Le parole di Maran in conferenza stampa.
 di Paolo Lora Lamia  articolo letto 104 volte
Fonte: TGGialloblu.it
© foto di Daniele Buffa/Image Sport
Maran: "In campo con rabbia e coraggio, nella Juve tutti fuoriclasse"

Il tecnico del Chievo Rolando Maran è intervenuto oggi in conferenza stampa per parlare del match di domani contro la Juventus. Queste le sue prime dichiarazioni: "Scansarci? Assolutamente no. Vogliamo giocarci la partita come abbiamo sempre fatto, mettendo in campo il massimo. Ci vorrà rispetto per l'avversario, ma anche tanto coraggio e rabbia perchè, se inizi remissivo, sei già battuto in partenza. Speriamo che questi sforzi portino a fare risultato. L'ostacolo è durissimo ma siamo consapevoli che se giochiamo da Chievo, possiamo mettere in difficoltà chiunque. La squadra sta bene ed è arrabbiata. In settimana abbiamo parlato ed in tutti c'è la voglia di dimenticare in fretta l'ultima giornata storta.
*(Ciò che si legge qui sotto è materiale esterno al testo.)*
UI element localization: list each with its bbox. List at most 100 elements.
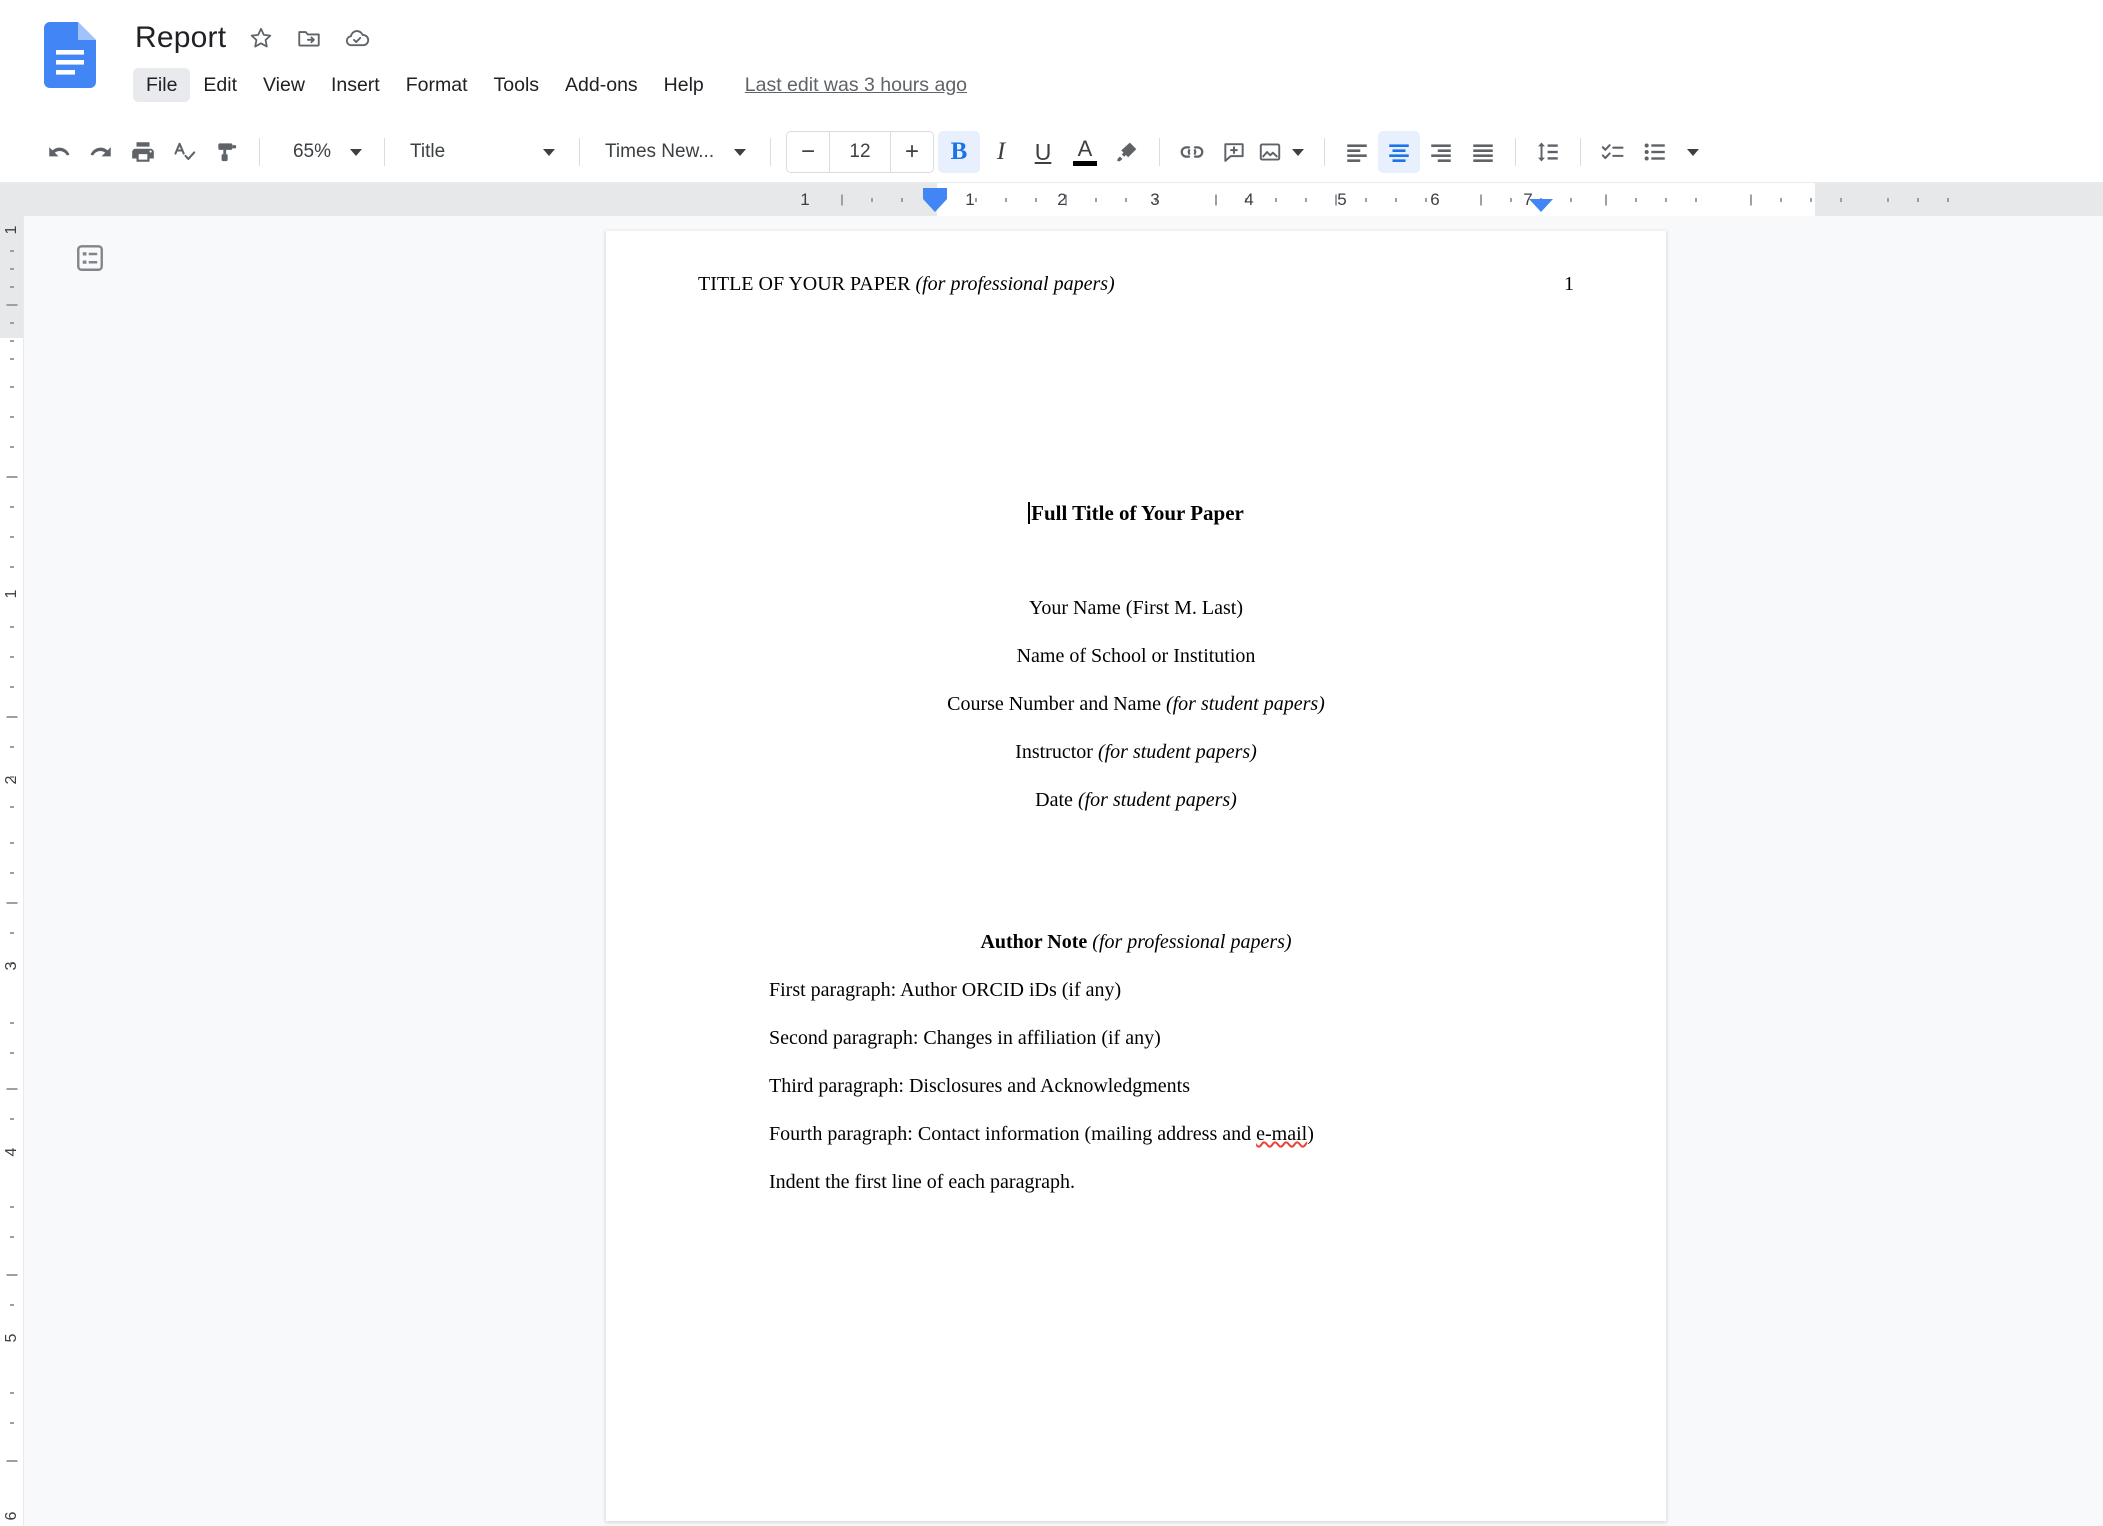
undo-icon[interactable]: [38, 131, 80, 173]
paragraph-text: Second paragraph: Changes in affiliation…: [769, 1027, 1161, 1049]
bold-label: B: [950, 138, 968, 165]
title-block-note: (for student papers): [1165, 693, 1325, 715]
title-block-line[interactable]: Instructor (for student papers): [606, 741, 1666, 764]
chevron-down-icon: [343, 139, 369, 165]
author-note-heading[interactable]: Author Note (for professional papers): [606, 931, 1666, 954]
document-canvas[interactable]: TITLE OF YOUR PAPER (for professional pa…: [24, 216, 2103, 1526]
text-cursor: [1028, 502, 1031, 524]
author-note-paragraph[interactable]: Fourth paragraph: Contact information (m…: [769, 1123, 1314, 1146]
toolbar-divider: [384, 138, 385, 166]
spellcheck-icon[interactable]: [164, 131, 206, 173]
chevron-down-icon: [1285, 139, 1311, 165]
insert-link-icon[interactable]: [1171, 131, 1213, 173]
menu-format[interactable]: Format: [393, 68, 481, 102]
menu-help[interactable]: Help: [651, 68, 717, 102]
document-page[interactable]: TITLE OF YOUR PAPER (for professional pa…: [606, 231, 1666, 1521]
title-block-note: (for student papers): [1077, 789, 1237, 811]
last-edit-status[interactable]: Last edit was 3 hours ago: [745, 73, 967, 97]
italic-button[interactable]: I: [980, 131, 1022, 173]
highlight-icon[interactable]: [1106, 131, 1148, 173]
menu-add-ons[interactable]: Add-ons: [552, 68, 651, 102]
title-block-text: Instructor: [1015, 741, 1098, 763]
ruler-right-pad: [1875, 183, 2103, 216]
move-to-folder-icon[interactable]: [294, 23, 324, 53]
paragraph-text: Fourth paragraph: Contact information (m…: [769, 1123, 1257, 1145]
title-block-text: Your Name (First M. Last): [1028, 597, 1244, 619]
toolbar-divider: [259, 138, 260, 166]
vruler-number: 1: [2, 225, 20, 235]
paint-format-icon[interactable]: [206, 131, 248, 173]
title-block-line[interactable]: Date (for student papers): [606, 789, 1666, 812]
zoom-select[interactable]: 65%: [271, 131, 373, 173]
toolbar-divider: [579, 138, 580, 166]
author-note-heading-note: (for professional papers): [1092, 931, 1292, 953]
paragraph-text: First paragraph: Author ORCID iDs (if an…: [769, 979, 1122, 1001]
star-icon[interactable]: [246, 23, 276, 53]
document-title[interactable]: Report: [133, 18, 228, 58]
title-block-text: Name of School or Institution: [1016, 645, 1256, 667]
ruler-corner: [0, 183, 24, 216]
title-block-line[interactable]: Name of School or Institution: [606, 645, 1666, 668]
menu-view[interactable]: View: [250, 68, 318, 102]
text-color-button[interactable]: A: [1064, 131, 1106, 173]
menu-insert[interactable]: Insert: [318, 68, 393, 102]
font-family-select[interactable]: Times New...: [591, 131, 759, 173]
align-center-icon[interactable]: [1378, 131, 1420, 173]
vruler-number: 6: [2, 1511, 20, 1521]
left-indent-marker[interactable]: [923, 188, 947, 199]
author-note-paragraph[interactable]: Third paragraph: Disclosures and Acknowl…: [769, 1075, 1190, 1098]
paragraph-style-select[interactable]: Title: [396, 131, 568, 173]
ruler-number: 5: [1337, 189, 1347, 209]
paper-title[interactable]: Full Title of Your Paper: [606, 501, 1666, 526]
align-justify-icon[interactable]: [1462, 131, 1504, 173]
more-options-icon[interactable]: [1676, 131, 1710, 173]
font-size-decrease-button[interactable]: −: [787, 132, 829, 172]
top-bar: Report File Edit View Insert Format Tool…: [0, 0, 2103, 122]
align-right-icon[interactable]: [1420, 131, 1462, 173]
add-comment-icon[interactable]: [1213, 131, 1255, 173]
page-number: 1: [1564, 273, 1574, 295]
font-size-input[interactable]: 12: [829, 132, 891, 172]
vertical-ruler[interactable]: 1 1 2 2 3 4 5 6: [0, 216, 24, 1526]
bold-button[interactable]: B: [938, 131, 980, 173]
toolbar-divider: [1159, 138, 1160, 166]
font-size-stepper: − 12 +: [786, 131, 934, 173]
insert-image-icon[interactable]: [1255, 131, 1313, 173]
menu-file[interactable]: File: [133, 68, 191, 102]
line-spacing-icon[interactable]: [1527, 131, 1569, 173]
vruler-number: 3: [2, 961, 20, 971]
print-icon[interactable]: [122, 131, 164, 173]
title-block-line[interactable]: Course Number and Name (for student pape…: [606, 693, 1666, 716]
google-docs-icon[interactable]: [44, 22, 96, 88]
author-note-paragraph[interactable]: Indent the first line of each paragraph.: [769, 1171, 1075, 1194]
font-size-increase-button[interactable]: +: [891, 132, 933, 172]
align-left-icon[interactable]: [1336, 131, 1378, 173]
document-outline-icon[interactable]: [68, 236, 112, 280]
author-note-paragraph[interactable]: First paragraph: Author ORCID iDs (if an…: [769, 979, 1121, 1002]
zoom-value: 65%: [292, 141, 332, 162]
text-color-swatch: [1073, 161, 1097, 166]
checklist-icon[interactable]: [1592, 131, 1634, 173]
horizontal-ruler[interactable]: 1 1 2 3 4 5 6 7: [0, 182, 2103, 216]
running-head-note: (for professional papers): [915, 273, 1115, 295]
underline-button[interactable]: U: [1022, 131, 1064, 173]
redo-icon[interactable]: [80, 131, 122, 173]
paper-title-text: Full Title of Your Paper: [1031, 501, 1244, 525]
toolbar-divider: [770, 138, 771, 166]
cloud-saved-icon[interactable]: [342, 23, 372, 53]
right-indent-marker[interactable]: [1529, 199, 1553, 212]
misspelled-word[interactable]: e-mail: [1256, 1123, 1307, 1145]
ruler-number: 3: [1150, 189, 1160, 209]
menu-edit[interactable]: Edit: [190, 68, 250, 102]
title-block-line[interactable]: Your Name (First M. Last): [606, 597, 1666, 620]
running-head-title: TITLE OF YOUR PAPER: [698, 273, 911, 295]
vruler-number: 2: [2, 775, 20, 785]
paragraph-text-tail: ): [1307, 1123, 1314, 1145]
first-line-indent-marker[interactable]: [923, 199, 947, 212]
chevron-down-icon: [536, 139, 562, 165]
italic-label: I: [996, 138, 1006, 165]
author-note-paragraph[interactable]: Second paragraph: Changes in affiliation…: [769, 1027, 1161, 1050]
underline-label: U: [1034, 138, 1052, 165]
bulleted-list-icon[interactable]: [1634, 131, 1676, 173]
menu-tools[interactable]: Tools: [481, 68, 553, 102]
Questo però passa attraverso le prestazioni. I ragazzi sanno che in una situazione del genere non devono più ritrovarsi, le giornate negative servono anche a questo. Bisogna essere sempre allerta e trovare spunti per non ricadere negli errori. Insomma, anche in un k.o. ci sono degli aspetti che possono aiutarti a migliorare".
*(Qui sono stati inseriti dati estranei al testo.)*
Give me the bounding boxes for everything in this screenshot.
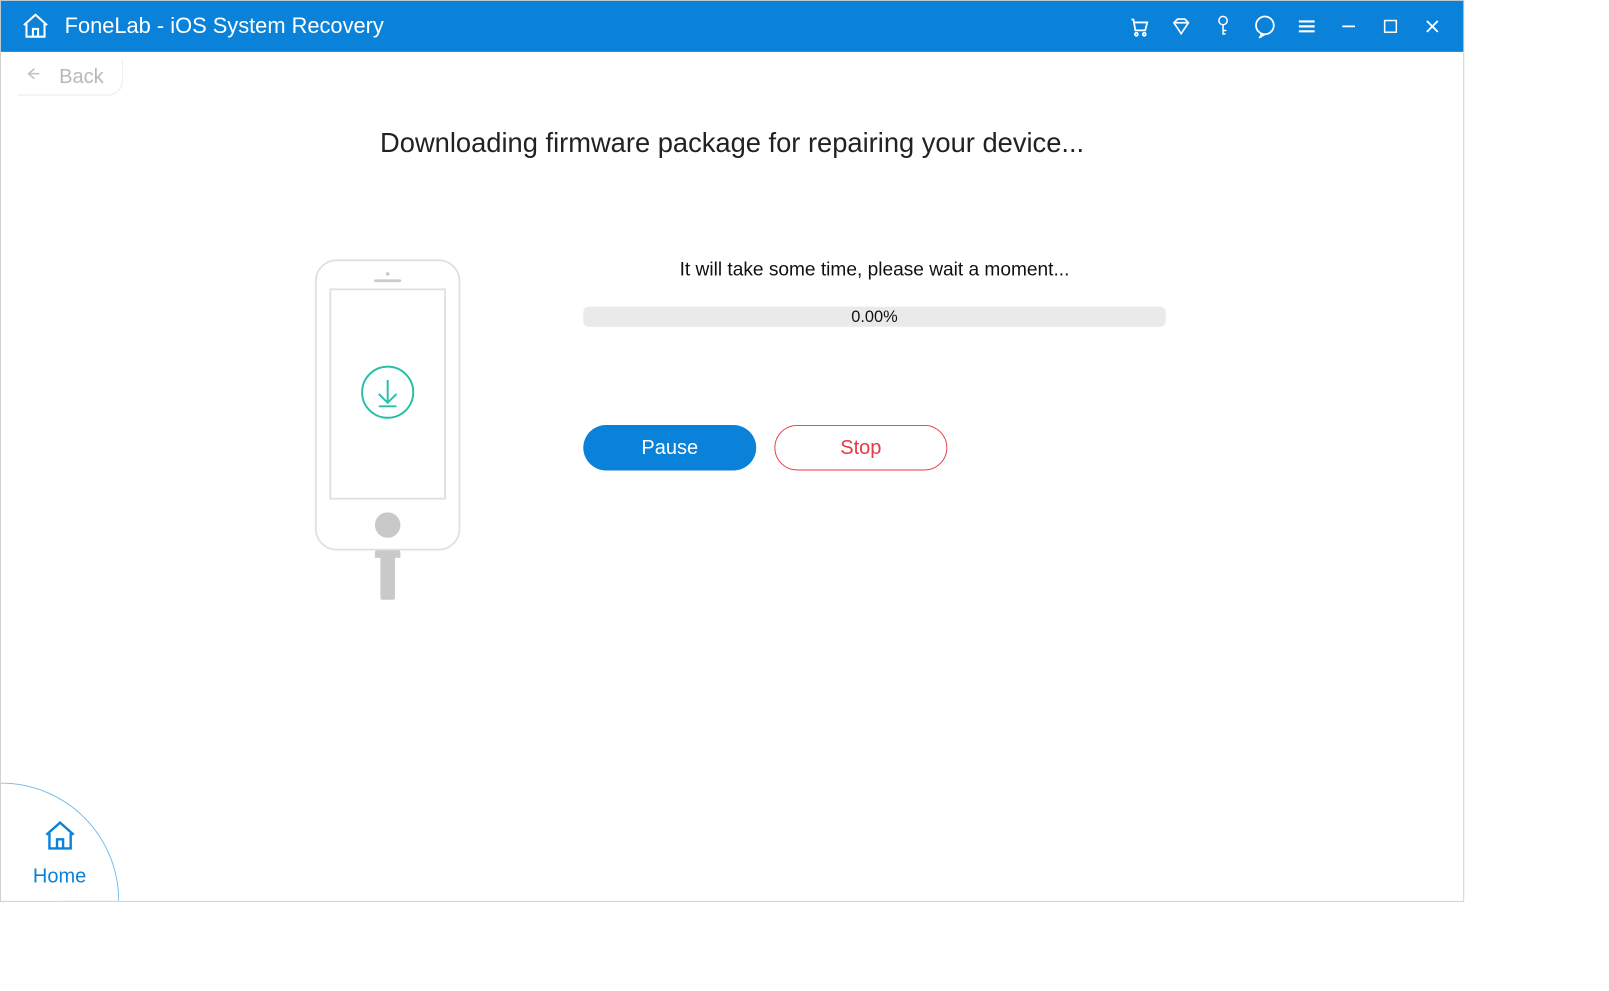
phone-earpiece	[374, 272, 401, 282]
diamond-icon[interactable]	[1168, 14, 1193, 39]
home-label: Home	[33, 865, 86, 889]
maximize-button[interactable]	[1378, 14, 1403, 39]
app-title: FoneLab - iOS System Recovery	[65, 14, 1127, 39]
main-row: It will take some time, please wait a mo…	[1, 259, 1463, 599]
phone-screen	[329, 288, 445, 499]
device-illustration	[301, 259, 474, 599]
page-heading: Downloading firmware package for repairi…	[1, 128, 1463, 159]
wait-text: It will take some time, please wait a mo…	[583, 259, 1165, 281]
button-row: Pause Stop	[583, 425, 1165, 471]
close-button[interactable]	[1420, 14, 1445, 39]
back-label: Back	[59, 64, 104, 88]
titlebar: FoneLab - iOS System Recovery	[1, 1, 1463, 52]
feedback-icon[interactable]	[1252, 14, 1277, 39]
minimize-button[interactable]	[1336, 14, 1361, 39]
back-arrow-icon	[23, 63, 43, 88]
stop-button[interactable]: Stop	[774, 425, 947, 471]
download-icon	[359, 364, 415, 425]
progress-section: It will take some time, please wait a mo…	[583, 259, 1165, 470]
home-icon[interactable]	[19, 10, 52, 43]
phone-body	[315, 259, 461, 550]
home-corner-icon	[41, 818, 77, 859]
cable	[380, 556, 395, 600]
back-button[interactable]: Back	[17, 58, 122, 95]
cart-icon[interactable]	[1127, 14, 1152, 39]
window-controls	[1127, 14, 1446, 39]
back-row: Back	[1, 52, 1463, 101]
home-button[interactable]: Home	[1, 783, 119, 901]
content-area: Downloading firmware package for repairi…	[1, 101, 1463, 600]
key-icon[interactable]	[1210, 14, 1235, 39]
phone-home-button	[375, 512, 400, 537]
menu-icon[interactable]	[1294, 14, 1319, 39]
pause-button[interactable]: Pause	[583, 425, 756, 471]
progress-percent: 0.00%	[851, 307, 897, 326]
progress-bar: 0.00%	[583, 307, 1165, 327]
app-window: FoneLab - iOS System Recovery	[0, 0, 1464, 902]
Sulla formazione bianconera: "Sono fortissimi indipendentemente dalle loro assenze. Sono tutti fuoriclasse, per cui ogni rincalzo sarà senz'altro all'altezza di chi manca. Domina in campionato e si sta facendo valere anche in Champions".
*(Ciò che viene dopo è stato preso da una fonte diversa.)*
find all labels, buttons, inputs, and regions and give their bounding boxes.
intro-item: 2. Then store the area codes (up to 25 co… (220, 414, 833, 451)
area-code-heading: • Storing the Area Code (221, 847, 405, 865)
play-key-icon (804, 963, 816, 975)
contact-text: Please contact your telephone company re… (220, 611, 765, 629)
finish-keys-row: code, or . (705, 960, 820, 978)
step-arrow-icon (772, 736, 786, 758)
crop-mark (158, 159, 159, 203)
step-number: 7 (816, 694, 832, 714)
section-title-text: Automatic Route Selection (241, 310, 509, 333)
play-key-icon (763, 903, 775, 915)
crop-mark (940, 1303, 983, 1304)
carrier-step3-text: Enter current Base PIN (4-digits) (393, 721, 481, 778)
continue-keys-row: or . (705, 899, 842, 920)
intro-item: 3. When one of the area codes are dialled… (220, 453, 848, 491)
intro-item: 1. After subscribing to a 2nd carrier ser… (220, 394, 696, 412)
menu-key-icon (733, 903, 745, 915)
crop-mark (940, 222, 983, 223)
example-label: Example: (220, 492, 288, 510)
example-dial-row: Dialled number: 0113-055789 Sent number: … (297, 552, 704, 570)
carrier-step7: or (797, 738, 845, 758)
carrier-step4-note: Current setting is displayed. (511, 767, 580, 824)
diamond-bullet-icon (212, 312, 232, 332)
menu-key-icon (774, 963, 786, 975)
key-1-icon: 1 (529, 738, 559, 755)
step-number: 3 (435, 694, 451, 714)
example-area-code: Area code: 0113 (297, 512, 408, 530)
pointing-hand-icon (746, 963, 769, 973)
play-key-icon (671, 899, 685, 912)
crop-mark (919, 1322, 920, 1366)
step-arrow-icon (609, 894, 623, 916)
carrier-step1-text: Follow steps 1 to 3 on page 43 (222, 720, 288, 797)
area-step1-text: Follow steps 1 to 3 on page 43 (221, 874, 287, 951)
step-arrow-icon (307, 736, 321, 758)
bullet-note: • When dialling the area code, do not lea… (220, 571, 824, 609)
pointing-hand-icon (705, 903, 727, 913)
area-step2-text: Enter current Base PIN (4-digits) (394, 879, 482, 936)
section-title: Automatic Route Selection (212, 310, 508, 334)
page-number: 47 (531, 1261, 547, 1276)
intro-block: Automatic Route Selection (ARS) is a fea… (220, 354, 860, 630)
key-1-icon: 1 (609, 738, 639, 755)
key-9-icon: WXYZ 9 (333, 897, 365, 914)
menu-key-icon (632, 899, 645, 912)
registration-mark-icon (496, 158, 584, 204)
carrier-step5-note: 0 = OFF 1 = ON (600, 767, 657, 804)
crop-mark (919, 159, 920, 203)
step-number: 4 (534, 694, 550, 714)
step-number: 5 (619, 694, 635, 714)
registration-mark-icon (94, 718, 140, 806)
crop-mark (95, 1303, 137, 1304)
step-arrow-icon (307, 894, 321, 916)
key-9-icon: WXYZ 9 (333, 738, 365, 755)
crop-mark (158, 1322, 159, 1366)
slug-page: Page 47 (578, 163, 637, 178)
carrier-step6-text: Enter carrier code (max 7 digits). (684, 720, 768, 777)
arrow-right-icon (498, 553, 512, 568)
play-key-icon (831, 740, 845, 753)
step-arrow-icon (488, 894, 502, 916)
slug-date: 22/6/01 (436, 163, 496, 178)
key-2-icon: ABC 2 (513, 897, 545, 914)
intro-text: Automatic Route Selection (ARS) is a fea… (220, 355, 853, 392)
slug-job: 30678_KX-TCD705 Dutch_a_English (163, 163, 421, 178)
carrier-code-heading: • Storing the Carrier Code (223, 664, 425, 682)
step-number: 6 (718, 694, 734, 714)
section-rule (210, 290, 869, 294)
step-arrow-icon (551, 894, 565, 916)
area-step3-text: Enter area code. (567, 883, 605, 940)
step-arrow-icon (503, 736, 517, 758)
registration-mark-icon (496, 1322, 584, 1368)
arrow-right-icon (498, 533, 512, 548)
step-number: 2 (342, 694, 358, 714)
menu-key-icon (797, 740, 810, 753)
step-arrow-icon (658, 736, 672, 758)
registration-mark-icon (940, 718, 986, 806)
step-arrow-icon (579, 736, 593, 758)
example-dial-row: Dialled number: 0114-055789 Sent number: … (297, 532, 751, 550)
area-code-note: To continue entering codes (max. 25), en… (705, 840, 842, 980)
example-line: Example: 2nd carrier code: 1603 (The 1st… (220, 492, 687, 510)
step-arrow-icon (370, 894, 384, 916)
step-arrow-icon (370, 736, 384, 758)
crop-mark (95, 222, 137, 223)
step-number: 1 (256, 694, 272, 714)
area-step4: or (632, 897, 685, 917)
Sul campionato del Chievo: "Abbiamo sempre fatto delle belle prestazioni. Ultimamente si son messi in evidenza solo gli aspetti negativi e non è giusto. Dopo ogni gara, anche negativa, le nostre reazioni son sempre state buone, per cui anche contro i bianconeri mi aspetto una grande prova. Per fare dei grandi campionati servono le caratteristiche che ci hanno sempre contraddistinto. Se queste mancano, come è successo a Crotone, fai fatica ed i campanelli d'allarme suonano. Dovremo essere bravi a mantenerci sui nostri standard. Lo possiamo fare, l'abbiamo dimostrato, per cui dobbiamo rimetterci tranquillamente in carreggiata. Gli ultimi risultati non ci hanno dato ragione, ma non dimentichiamo che due settimane fa eravamo a giocarci il secondo posto matematico. Questa fase negativa dunque non ci deve assolutamente condizionare. Abbiamo la nostra identità e dobbiamo mostrarla sempre".